Image: Pump jacks are seen at the Lukoil company owned Imilorskoye oil field, as the sun sets, outside the West Siberian city of Kogalym, Russia, January 25, 2016. REUTERS/Sergei Karpukhin
By Henning Gloystein
SINGAPORE (Reuters) – Oil prices on Monday made up ground from steep falls in the previous session but analysts said oversupply meant the market remained weak.
U.S. West Texas Intermediate (WTI) crude futures were trading at $29.89 per barrel at 8.38 p.m. ET, up 25 cents from their last settlement. International benchmark Brent was up 24 cents at $33.25 per barrel. Both contracts had fallen almost 4 percent on Friday.
Despite Monday’s gains, analysts said that market conditions remained weak due to an ongoing glut.
Record U.S. crude stocks of 504.1 million barrels pulled back gains from last week’s relief rally on the announcement of a production freeze by Russia and the Organization of the Petroleum Exporting Countries (OPEC).

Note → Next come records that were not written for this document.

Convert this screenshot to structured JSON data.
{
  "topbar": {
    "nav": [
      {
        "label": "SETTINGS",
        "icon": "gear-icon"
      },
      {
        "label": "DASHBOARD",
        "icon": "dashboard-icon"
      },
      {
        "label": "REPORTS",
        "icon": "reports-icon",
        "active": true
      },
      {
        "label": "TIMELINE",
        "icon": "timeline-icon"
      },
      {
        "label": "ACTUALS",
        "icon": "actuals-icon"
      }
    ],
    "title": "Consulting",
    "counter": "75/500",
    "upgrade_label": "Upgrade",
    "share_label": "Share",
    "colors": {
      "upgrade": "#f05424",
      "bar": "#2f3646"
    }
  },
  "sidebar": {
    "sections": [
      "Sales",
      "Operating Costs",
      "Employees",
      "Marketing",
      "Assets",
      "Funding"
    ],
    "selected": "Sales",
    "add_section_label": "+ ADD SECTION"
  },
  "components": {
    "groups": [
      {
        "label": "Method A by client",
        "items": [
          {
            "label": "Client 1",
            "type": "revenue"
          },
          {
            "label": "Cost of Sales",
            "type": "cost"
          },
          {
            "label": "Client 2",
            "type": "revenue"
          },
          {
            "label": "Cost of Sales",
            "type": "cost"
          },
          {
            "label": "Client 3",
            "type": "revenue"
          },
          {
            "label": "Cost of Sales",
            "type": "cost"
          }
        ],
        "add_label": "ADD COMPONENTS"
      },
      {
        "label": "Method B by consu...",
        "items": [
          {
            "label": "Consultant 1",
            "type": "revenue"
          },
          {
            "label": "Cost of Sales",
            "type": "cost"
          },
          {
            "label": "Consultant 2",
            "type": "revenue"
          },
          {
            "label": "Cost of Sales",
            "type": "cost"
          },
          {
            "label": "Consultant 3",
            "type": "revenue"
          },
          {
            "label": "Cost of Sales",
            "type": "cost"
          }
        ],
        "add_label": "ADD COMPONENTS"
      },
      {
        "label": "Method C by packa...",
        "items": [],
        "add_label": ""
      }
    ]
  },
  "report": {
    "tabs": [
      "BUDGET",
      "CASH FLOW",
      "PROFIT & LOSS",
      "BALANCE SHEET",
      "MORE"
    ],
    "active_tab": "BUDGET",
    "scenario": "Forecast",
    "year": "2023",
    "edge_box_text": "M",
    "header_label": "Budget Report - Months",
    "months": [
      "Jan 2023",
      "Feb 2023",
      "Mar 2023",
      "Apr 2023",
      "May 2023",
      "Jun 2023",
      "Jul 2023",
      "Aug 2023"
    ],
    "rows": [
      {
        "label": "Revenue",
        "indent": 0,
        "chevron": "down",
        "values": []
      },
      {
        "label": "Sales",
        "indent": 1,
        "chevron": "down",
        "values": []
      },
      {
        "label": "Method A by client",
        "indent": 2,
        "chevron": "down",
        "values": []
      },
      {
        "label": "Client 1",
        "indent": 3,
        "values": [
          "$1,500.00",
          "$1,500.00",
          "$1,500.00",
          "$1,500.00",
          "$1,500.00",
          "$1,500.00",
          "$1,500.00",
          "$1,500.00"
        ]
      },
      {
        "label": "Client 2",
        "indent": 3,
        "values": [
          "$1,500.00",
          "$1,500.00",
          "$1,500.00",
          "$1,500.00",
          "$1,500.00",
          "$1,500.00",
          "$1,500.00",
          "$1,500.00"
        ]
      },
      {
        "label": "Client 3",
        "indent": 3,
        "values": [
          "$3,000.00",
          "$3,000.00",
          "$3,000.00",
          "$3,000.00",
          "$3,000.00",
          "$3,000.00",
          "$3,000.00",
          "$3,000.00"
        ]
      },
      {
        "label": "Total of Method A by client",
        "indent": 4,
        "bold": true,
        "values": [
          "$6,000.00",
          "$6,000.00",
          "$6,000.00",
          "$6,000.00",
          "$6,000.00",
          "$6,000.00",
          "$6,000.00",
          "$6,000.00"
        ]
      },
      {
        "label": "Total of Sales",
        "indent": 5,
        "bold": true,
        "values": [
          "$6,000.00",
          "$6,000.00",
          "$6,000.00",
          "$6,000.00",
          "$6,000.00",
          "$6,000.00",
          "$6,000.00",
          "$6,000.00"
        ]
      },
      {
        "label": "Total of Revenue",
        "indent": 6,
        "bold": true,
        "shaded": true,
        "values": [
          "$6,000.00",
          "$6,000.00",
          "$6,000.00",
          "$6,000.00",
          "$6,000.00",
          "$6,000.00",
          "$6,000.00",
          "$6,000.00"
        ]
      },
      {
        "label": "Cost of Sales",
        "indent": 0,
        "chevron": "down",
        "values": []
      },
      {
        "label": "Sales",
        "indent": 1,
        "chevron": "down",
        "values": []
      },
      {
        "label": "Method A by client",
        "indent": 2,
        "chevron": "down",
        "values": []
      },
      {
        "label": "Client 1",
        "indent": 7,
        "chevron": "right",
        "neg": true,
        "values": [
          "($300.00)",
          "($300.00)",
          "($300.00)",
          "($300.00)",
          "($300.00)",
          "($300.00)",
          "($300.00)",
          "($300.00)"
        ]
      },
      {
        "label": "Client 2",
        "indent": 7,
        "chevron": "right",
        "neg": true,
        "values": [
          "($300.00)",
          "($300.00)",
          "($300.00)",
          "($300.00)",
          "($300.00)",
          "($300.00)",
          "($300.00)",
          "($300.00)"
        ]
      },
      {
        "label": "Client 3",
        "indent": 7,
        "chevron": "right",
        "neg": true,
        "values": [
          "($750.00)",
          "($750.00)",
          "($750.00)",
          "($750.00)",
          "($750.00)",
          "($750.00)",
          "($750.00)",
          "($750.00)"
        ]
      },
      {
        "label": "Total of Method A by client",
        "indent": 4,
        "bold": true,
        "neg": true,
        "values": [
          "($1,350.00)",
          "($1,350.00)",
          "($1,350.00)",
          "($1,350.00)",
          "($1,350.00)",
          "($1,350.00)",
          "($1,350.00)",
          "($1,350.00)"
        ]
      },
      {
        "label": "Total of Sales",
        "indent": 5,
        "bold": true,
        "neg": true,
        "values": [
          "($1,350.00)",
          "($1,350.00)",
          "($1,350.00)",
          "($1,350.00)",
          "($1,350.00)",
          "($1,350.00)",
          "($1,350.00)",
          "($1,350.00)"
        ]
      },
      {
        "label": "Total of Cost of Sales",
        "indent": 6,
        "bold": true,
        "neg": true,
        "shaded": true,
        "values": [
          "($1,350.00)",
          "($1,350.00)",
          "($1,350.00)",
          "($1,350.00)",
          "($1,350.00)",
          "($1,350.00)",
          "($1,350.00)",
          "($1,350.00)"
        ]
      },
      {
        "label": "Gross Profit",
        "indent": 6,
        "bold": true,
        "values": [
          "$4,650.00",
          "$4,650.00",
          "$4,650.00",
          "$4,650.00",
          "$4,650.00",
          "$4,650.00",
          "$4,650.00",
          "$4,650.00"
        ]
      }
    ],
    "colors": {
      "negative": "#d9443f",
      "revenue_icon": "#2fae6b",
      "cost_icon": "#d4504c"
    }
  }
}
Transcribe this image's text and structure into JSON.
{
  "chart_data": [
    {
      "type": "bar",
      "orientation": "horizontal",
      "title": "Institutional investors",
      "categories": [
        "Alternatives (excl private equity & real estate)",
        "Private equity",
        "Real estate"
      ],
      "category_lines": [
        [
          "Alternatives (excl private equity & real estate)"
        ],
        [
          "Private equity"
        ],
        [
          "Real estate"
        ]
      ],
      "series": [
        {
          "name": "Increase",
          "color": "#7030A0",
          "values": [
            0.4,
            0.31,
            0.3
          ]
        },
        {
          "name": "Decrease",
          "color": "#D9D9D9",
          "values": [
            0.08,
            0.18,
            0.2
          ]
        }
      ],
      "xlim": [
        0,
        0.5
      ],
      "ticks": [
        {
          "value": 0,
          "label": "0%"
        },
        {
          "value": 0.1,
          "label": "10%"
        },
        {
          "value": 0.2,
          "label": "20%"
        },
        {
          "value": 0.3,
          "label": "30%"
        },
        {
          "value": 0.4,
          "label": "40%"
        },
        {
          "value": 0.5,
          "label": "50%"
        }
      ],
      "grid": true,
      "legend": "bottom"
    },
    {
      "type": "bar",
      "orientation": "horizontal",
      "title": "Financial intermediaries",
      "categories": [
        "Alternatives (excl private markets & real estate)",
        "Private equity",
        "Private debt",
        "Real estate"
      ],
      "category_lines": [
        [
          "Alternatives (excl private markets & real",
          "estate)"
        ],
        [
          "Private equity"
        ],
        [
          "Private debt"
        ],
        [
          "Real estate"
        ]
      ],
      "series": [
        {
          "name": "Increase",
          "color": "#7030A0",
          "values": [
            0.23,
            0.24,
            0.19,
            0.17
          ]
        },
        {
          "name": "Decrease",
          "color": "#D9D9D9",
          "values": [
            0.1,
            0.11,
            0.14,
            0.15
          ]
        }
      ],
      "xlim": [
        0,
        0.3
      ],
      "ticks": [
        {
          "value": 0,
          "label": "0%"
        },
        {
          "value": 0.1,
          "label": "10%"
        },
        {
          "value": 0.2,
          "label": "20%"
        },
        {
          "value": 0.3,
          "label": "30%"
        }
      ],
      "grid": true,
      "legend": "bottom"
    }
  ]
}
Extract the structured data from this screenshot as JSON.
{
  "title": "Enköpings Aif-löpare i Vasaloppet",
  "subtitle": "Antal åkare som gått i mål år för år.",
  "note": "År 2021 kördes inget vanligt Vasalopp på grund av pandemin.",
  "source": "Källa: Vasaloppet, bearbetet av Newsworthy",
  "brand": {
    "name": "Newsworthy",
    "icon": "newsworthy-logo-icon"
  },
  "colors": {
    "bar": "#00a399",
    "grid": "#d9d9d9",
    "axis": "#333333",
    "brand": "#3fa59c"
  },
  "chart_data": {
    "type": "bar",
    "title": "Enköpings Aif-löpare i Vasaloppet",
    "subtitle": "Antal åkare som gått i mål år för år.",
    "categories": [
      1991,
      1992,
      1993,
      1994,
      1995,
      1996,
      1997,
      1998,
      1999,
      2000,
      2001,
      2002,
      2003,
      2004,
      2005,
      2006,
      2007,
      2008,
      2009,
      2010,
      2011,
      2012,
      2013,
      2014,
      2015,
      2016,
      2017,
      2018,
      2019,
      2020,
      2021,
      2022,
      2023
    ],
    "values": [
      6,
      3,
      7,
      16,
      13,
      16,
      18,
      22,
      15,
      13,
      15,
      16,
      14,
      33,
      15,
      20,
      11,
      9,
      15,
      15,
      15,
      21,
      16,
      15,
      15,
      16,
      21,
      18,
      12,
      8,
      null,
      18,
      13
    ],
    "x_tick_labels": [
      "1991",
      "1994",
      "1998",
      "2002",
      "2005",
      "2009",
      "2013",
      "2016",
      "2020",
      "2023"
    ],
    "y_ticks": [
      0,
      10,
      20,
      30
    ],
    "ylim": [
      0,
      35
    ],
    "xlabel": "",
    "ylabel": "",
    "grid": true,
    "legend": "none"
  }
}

“Crude stocks in the U.S. are at record highs and production is also at or near records and remains way above daily demand, so freezing production at current levels won’t reduce the glut, but will actually add to it further,” one oil trader said.
With production outpacing demand by 1-2 million barrels every day, crude prices have fallen around 70 percent since mid-2014.
Analysts also said that some producers seemed to show little commitment to a deal reached by Russia and OPEC leader Saudi Arabia, and supported by Qatar and Venezuela, to freeze output at January levels.
“The lack of commitment from some OPEC members on a production freeze remains the key headwind short term,” ANZ bank said on Monday.
OPEC-member Iran has shown little interest in restraining production as it was only allowed a full return to oil markets in January following years of sanctions.
Reuters market analyst Wang Tao said that U.S. WTI crude prices could fall below $28 per barrel, based on technical chart data.